The `@primitive` decorator wraps a function so that its gradient can be specified manually and its invocation can be recorded in a computational graph.

In [0]:
from autograd.extend import primitive, defvjp

First we write our function and decorate it with `@primitive`. This tells autograd not to look inside this function, but instead to treat it as a black box, whose gradient might be specified later.

In [0]:
@primitive
def logsumexp(x):
    """Numerically stable log(sum(exp(x)))"""
    max_x = np.max(x)
    return max_x + np.log(np.sum(np.exp(x - max_x)))
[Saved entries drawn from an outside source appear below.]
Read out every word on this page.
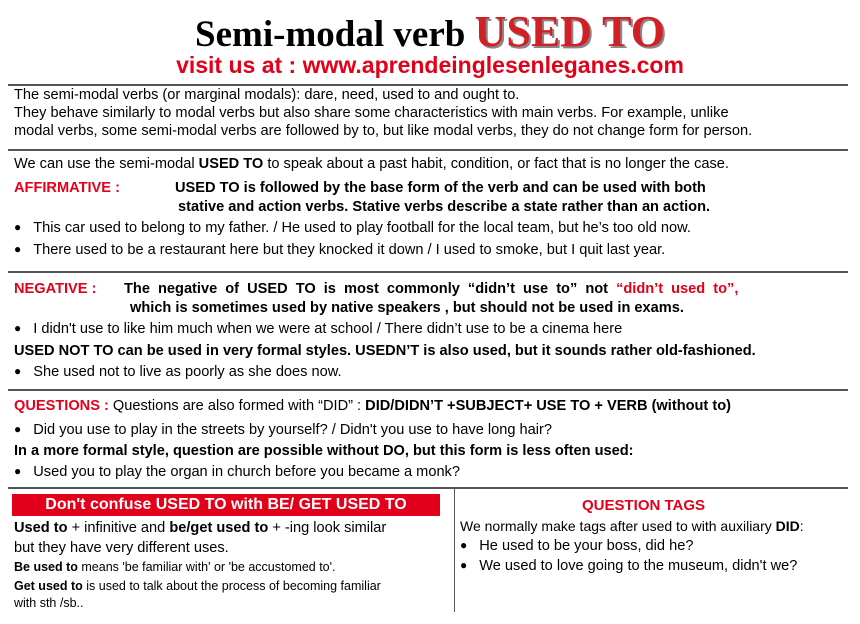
Semi-modal verb USED TO
visit us at : www.aprendeinglesenleganes.com
The semi-modal verbs (or marginal modals): dare, need, used to and ought to.
They behave similarly to modal verbs but also share some characteristics with main verbs. For example, unlike
modal verbs, some semi-modal verbs are followed by to, but like modal verbs, they do not change form for person.
We can use the semi-modal USED TO to speak about a past habit, condition, or fact that is no longer the case.
AFFIRMATIVE :	USED TO is followed by the base form of the verb and can be used with both
stative and action verbs. Stative verbs describe a state rather than an action.
● This car used to belong to my father. / He used to play football for the local team, but he’s too old now.
● There used to be a restaurant here but they knocked it down / I used to smoke, but I quit last year.
NEGATIVE : The negative of USED TO is most commonly “didn’t use to” not “didn’t used to”,
which is sometimes used by native speakers , but should not be used in exams.
● I didn't use to like him much when we were at school / There didn’t use to be a cinema here
USED NOT TO can be used in very formal styles. USEDN’T is also used, but it sounds rather old-fashioned.
● She used not to live as poorly as she does now.
QUESTIONS : Questions are also formed with “DID” : DID/DIDN’T +SUBJECT+ USE TO + VERB (without to)
● Did you use to play in the streets by yourself? / Didn't you use to have long hair?
In a more formal style, question are possible without DO, but this form is less often used:
● Used you to play the organ in church before you became a monk?
Don't confuse USED TO with BE/ GET USED TO
Used to + infinitive and be/get used to + -ing look similar
but they have very different uses.
Be used to means 'be familiar with' or 'be accustomed to'.
Get used to is used to talk about the process of becoming familiar
with sth /sb..
QUESTION TAGS
We normally make tags after used to with auxiliary DID:
● He used to be your boss, did he?
● We used to love going to the museum, didn't we?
Next, we write a function that specifies the gradient with a closure (a function defined within another function, with access to the parent function's variables).

In [0]:
def make_grad_logsumexp(ans, x):
    # If you want to be able to take higher-order derivatives, then all the
    # code inside this function must be itself differentiable by autograd.
    def gradient_product(g):
        return np.full(x.shape, g) * np.exp(x - np.full(x.shape, ans))
    return gradient_product

Then we tell Autograd that logsumexp has a gradient-making function.

In [0]:
defvjp(logsumexp, make_grad_logsumexp)

That's it! Now we can use `logsumexp` inside a larger function that we wish to differentiate.

In [0]:
# Now we can use logsumexp() inside a larger function that we want to differentiate.
def example_func(y):
    z = y**2
    lse = logsumexp(z)
    return np.sum(lse)

grad_of_example = grad(example_func)
print("Gradient: ", grad_of_example(npr.randn(10)))

Autograd provides its own utility for checking gradients numerically. This will fail if a mismatch occurs.

In [0]:
from autograd.test_util import check_grads
check_grads(example_func, modes=['rev'], order=2)(npr.randn(10))